Pete Hegseth, secretário de Defesa dos Estados Unidos, fez um alerta a Cuba nesta quarta-feira, 10, contra a compra de armas que possam ameaçar o território americano ou a base naval de Guantánamo. O aviso foi dado durante visita à instalação militar na ilha controlada por Washington.
Visita do Pentágono a Guantánamo reforça pressão dos EUA sobre Havana
Hegseth falou para militares destacados na Base Naval da Baía de Guantánamo.
O chefe do Pentágono não detalhou quais armamentos motivaram o alerta e não disse que há informações de inteligência sobre uma tentativa concreta de compra por parte de Havana.
Declaração diz que buscar armas para atingir a base seria ‘imprudente’

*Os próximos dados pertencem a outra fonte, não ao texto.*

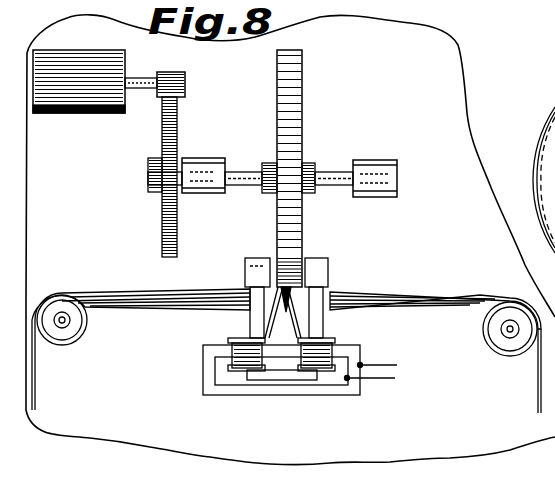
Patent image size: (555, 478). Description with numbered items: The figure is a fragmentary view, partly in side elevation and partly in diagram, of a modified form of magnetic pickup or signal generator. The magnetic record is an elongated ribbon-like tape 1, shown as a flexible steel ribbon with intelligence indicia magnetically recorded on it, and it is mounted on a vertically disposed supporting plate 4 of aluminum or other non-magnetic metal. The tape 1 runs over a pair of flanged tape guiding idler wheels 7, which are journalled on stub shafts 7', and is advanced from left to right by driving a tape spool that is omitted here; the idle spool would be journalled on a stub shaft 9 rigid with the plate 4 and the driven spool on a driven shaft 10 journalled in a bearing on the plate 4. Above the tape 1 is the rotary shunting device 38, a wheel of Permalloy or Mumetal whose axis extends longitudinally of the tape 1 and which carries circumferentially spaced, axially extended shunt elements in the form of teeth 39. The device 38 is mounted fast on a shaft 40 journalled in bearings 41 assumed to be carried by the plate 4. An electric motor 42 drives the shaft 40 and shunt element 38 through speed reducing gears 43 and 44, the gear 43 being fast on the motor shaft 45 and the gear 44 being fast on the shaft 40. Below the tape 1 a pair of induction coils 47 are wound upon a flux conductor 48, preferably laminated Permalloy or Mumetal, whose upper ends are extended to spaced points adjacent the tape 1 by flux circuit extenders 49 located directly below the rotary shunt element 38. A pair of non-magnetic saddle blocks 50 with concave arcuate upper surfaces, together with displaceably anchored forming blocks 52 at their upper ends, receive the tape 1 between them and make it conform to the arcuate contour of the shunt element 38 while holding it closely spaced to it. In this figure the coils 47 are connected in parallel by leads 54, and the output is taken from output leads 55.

The tape 1 is at (35, 390).
The plate 4 is at (86, 188).
The tape guiding idler wheels 7 is at (287, 337).
The stub shafts 7' is at (286, 329).
The stub shaft 9 is at (310, 100).
The driven shaft 10 is at (318, 220).
The rotary shunting device 38 is at (300, 112).
The teeth 39 is at (295, 135).
The shaft 40 is at (328, 172).
The bearings 41 is at (207, 158).
The electric motor 42 is at (120, 52).
The speed reducing gear 43 is at (182, 78).
The speed reducing gear 44 is at (162, 245).
The motor shaft 45 is at (142, 80).
The coils 47 is at (245, 344).
The flux conductor 48 is at (307, 381).
The flux circuit extenders 49 is at (298, 325).
The saddle blocks 50 is at (253, 284).
The forming blocks 52 is at (258, 264).
The leads 54 is at (230, 395).
The output leads 55 is at (362, 364).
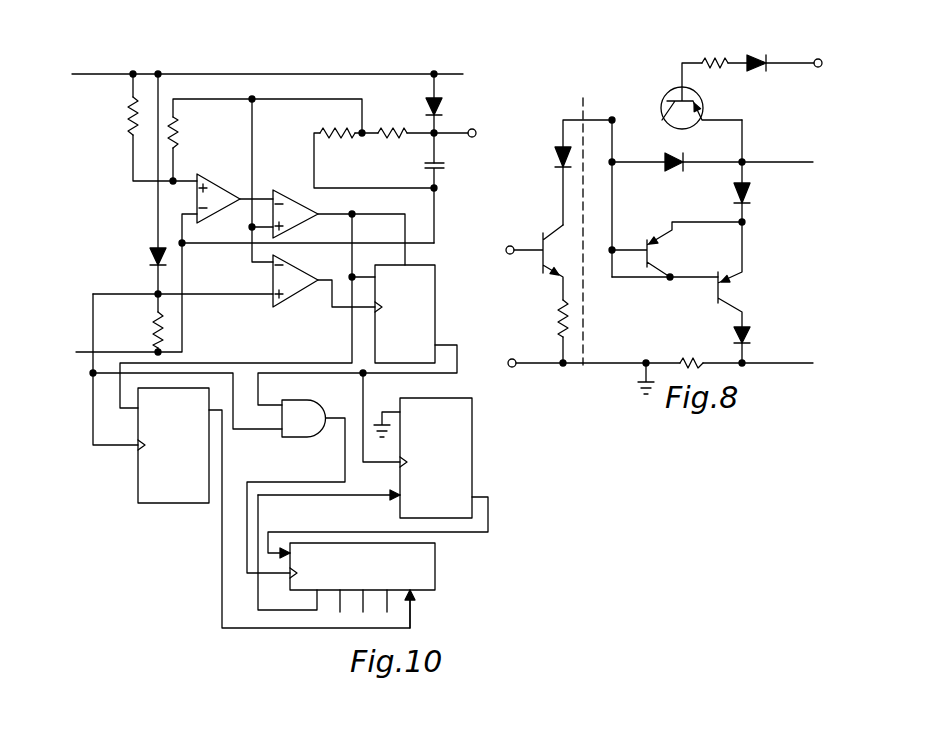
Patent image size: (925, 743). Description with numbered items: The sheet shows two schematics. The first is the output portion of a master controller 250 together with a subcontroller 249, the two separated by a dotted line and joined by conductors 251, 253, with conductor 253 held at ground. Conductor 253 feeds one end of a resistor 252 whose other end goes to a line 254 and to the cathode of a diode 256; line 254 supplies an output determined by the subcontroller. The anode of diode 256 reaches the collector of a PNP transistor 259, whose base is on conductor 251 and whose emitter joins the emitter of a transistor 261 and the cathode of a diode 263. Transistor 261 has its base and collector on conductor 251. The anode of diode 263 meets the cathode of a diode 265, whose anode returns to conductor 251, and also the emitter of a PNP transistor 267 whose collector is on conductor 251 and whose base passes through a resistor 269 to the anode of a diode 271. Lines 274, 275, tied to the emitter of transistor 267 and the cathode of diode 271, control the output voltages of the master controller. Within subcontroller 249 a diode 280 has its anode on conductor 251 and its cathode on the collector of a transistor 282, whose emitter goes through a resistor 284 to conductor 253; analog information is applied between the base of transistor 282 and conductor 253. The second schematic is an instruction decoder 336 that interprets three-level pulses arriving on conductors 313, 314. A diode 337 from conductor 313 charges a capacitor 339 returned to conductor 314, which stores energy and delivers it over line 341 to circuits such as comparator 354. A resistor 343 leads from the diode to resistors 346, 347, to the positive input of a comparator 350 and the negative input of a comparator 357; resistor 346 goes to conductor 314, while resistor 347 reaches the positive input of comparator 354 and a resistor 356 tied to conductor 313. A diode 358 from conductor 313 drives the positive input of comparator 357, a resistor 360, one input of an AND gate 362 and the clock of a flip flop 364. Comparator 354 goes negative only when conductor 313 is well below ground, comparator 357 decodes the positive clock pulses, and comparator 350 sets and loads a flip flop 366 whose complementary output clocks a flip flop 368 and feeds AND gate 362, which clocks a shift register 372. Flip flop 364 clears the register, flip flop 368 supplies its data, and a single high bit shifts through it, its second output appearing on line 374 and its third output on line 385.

In FIG. 10, the conductor 313 is at (136, 51).
In FIG. 10, the conductor 314 is at (76, 352).
In FIG. 10, the instruction decoder 336 is at (548, 460).
In FIG. 10, the diode 337 is at (440, 102).
In FIG. 10, the capacitor 339 is at (440, 175).
In FIG. 10, the line 341 is at (476, 137).
In FIG. 10, the resistor 343 is at (380, 135).
In FIG. 10, the resistor 346 is at (322, 132).
In FIG. 10, the resistor 347 is at (197, 124).
In FIG. 10, the comparator 350 is at (302, 182).
In FIG. 10, the comparator 354 is at (222, 188).
In FIG. 10, the resistor 356 is at (128, 115).
In FIG. 10, the comparator 357 is at (273, 285).
In FIG. 10, the diode 358 is at (148, 258).
In FIG. 10, the resistor 360 is at (155, 335).
In FIG. 10, the AND gate 362 is at (308, 437).
In FIG. 10, the flip flop 364 is at (138, 495).
In FIG. 10, the flip flop 366 is at (435, 302).
In FIG. 10, the flip flop 368 is at (473, 455).
In FIG. 10, the shift register 372 is at (435, 563).
In FIG. 10, the line 374 is at (340, 612).
In FIG. 10, the line 385 is at (387, 610).
In FIG. 8, the subcontroller 249 is at (500, 344).
In FIG. 8, the master controller 250 is at (650, 305).
In FIG. 8, the conductor 251 is at (592, 82).
In FIG. 8, the resistor 252 is at (697, 330).
In FIG. 8, the conductor 253 is at (636, 368).
In FIG. 8, the line 254 is at (788, 363).
In FIG. 8, the diode 256 is at (752, 338).
In FIG. 8, the PNP transistor 259 is at (726, 270).
In FIG. 8, the transistor 261 is at (645, 243).
In FIG. 8, the diode 263 is at (752, 193).
In FIG. 8, the diode 265 is at (672, 172).
In FIG. 8, the PNP transistor 267 is at (704, 108).
In FIG. 8, the resistor 269 is at (708, 60).
In FIG. 8, the diode 271 is at (758, 58).
In FIG. 8, the line 274 is at (772, 134).
In FIG. 8, the line 275 is at (822, 66).
In FIG. 8, the diode 280 is at (555, 157).
In FIG. 8, the transistor 282 is at (558, 230).
In FIG. 8, the resistor 284 is at (558, 318).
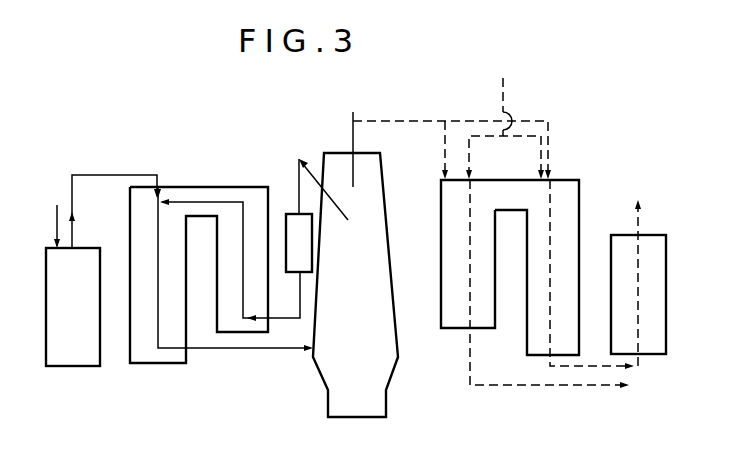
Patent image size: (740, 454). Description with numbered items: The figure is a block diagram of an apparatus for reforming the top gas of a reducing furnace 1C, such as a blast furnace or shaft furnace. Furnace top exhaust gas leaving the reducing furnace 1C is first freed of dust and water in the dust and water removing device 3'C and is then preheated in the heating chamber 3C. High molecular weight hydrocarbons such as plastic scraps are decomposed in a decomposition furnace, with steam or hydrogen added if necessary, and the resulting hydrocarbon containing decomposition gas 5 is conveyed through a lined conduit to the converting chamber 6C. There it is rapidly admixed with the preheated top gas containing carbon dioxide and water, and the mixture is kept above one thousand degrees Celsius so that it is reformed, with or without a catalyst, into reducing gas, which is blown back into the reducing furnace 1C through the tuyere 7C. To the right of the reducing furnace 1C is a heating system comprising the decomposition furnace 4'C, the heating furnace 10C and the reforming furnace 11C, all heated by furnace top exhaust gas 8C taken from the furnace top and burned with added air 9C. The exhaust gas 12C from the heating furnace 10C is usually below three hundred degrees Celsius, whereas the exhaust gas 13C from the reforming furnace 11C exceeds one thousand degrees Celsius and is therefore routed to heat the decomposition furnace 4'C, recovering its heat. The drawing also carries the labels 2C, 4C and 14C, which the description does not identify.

“Seria imprudente para o governo de Cuba tentar adquirir ou obter acesso aos tipos de armas que poderiam atingir esta base ou o território americano”, afirmou Hegseth.
A ida de Hegseth acontece no contexto de uma escalada da presença dos EUA no Caribe sob o governo Donald Trump.
Antes da visita, o general Francis Donovan, comandante do Comando Sul dos EUA, esteve em Guantánamo e se reuniu com um oficial do alto escalão cubano na área de perímetro da base. Em maio, o diretor da CIA, John Ratcliffe, também fez uma visita rara a Havana.
Guantánamo foi criada em 1903 e Cuba pede devolução do território
A Base Naval da Baía de Guantánamo foi estabelecida pelos Estados Unidos em 1903, depois de acordo feito após a Guerra Hispano-Americana.
O governo cubano considera a presença americana no local uma ocupação ilegítima e reivindica a devolução do território.